This Queen Anne home was one of the finest homes in the Prospect Hill Historic District, known as “the Hill” back in the day. This was in built in 1889 by Amos M. Hathaway, one of the overseers at Willimantic Linen, later the American Thread Company. Located right on the Willimantic River, this location was perfect for the mill complexes, important for the success of Windham Cotton on the west and Willimantic Linen Company, later the American Thread Company (ATCO), on the east.
Some of the fine houses in the Prospect Hill Historic District were owned by supervisors at the mills, of which Hathway was, along with two other neighbors. While I cannot find a timeline, the house was abandoned for a time and the second photo here is from when it was in disrepair.
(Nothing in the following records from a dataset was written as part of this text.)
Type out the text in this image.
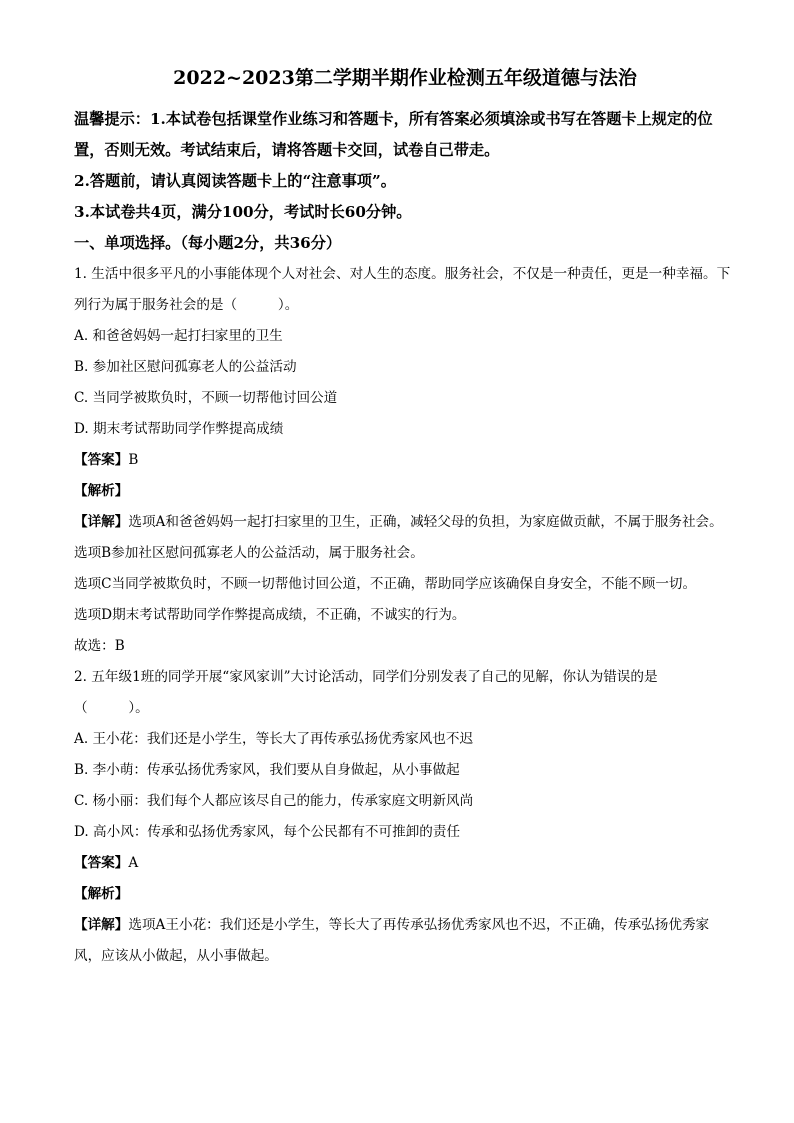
2022~2023第二学期半期作业检测五年级道德与法治

温馨提示：1.本试卷包括课堂作业练习和答题卡，所有答案必须填涂或书写在答题卡上规定的位置，否则无效。考试结束后，请将答题卡交回，试卷自己带走。

2.答题前，请认真阅读答题卡上的“注意事项”。

3.本试卷共4页，满分100分，考试时长60分钟。

一、单项选择。（每小题2分，共36分）

1. 生活中很多平凡的小事能体现个人对社会、对人生的态度。服务社会，不仅是一种责任，更是一种幸福。下列行为属于服务社会的是（　　　）。

A. 和爸爸妈妈一起打扫家里的卫生

B. 参加社区慰问孤寡老人的公益活动

C. 当同学被欺负时，不顾一切帮他讨回公道

D. 期末考试帮助同学作弊提高成绩

【答案】B

【解析】

【详解】选项A和爸爸妈妈一起打扫家里的卫生，正确，减轻父母的负担，为家庭做贡献，不属于服务社会。

选项B参加社区慰问孤寡老人的公益活动，属于服务社会。

选项C当同学被欺负时，不顾一切帮他讨回公道，不正确，帮助同学应该确保自身安全，不能不顾一切。

选项D期末考试帮助同学作弊提高成绩，不正确，不诚实的行为。

故选：B

2. 五年级1班的同学开展“家风家训”大讨论活动，同学们分别发表了自己的见解，你认为错误的是（　　　）。

A. 王小花：我们还是小学生，等长大了再传承弘扬优秀家风也不迟

B. 李小萌：传承弘扬优秀家风，我们要从自身做起，从小事做起

C. 杨小丽：我们每个人都应该尽自己的能力，传承家庭文明新风尚

D. 高小风：传承和弘扬优秀家风，每个公民都有不可推卸的责任

【答案】A

【解析】

【详解】选项A王小花：我们还是小学生，等长大了再传承弘扬优秀家风也不迟，不正确，传承弘扬优秀家风，应该从小做起，从小事做起。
Just love what has been done to this beauty to preserve it for eternity.
c. 1891. This home is located in the Prospect Hill Historic District, which overlooks the Willimantic River to the south and the Natchaug River to the east.
Most of the homes in this area were built after the Civil War and most completed by the end of the Victorian era, with nearly 460 houses standing by 1910.
The area has one of the highest concentrations of Victorian architecture in the state, including Second Empire and Queen Anne styles, Italianate, Stick, Shingle, and Eastlake styles. The "Hill" as the neighborhood was once known, also contained one of the largest concentrations of entrepreneurial talent in the region. While there were no extremes of wealth or poverty, it was home to a substantial middle class, at first, mostly descendants of old Yankee stock. The upper echelons of this class, the builders of the "mini mansions" on the more desirable streets, were managers and owners of mills and stores, commodity wholesalers, financiers and bankers, and educated professionals, and a number held elected or appointed local and state offices.
Willimantic evolved as a fully-fledged industrial city specializing in the manufacture of textiles and thread, as well as a regional hub for the railroads. Major mill complexes along the Willimantic River were erected for Windham Cotton on the west and Willimantic Linen Company, later the American Thread Company (ATCO), on the east.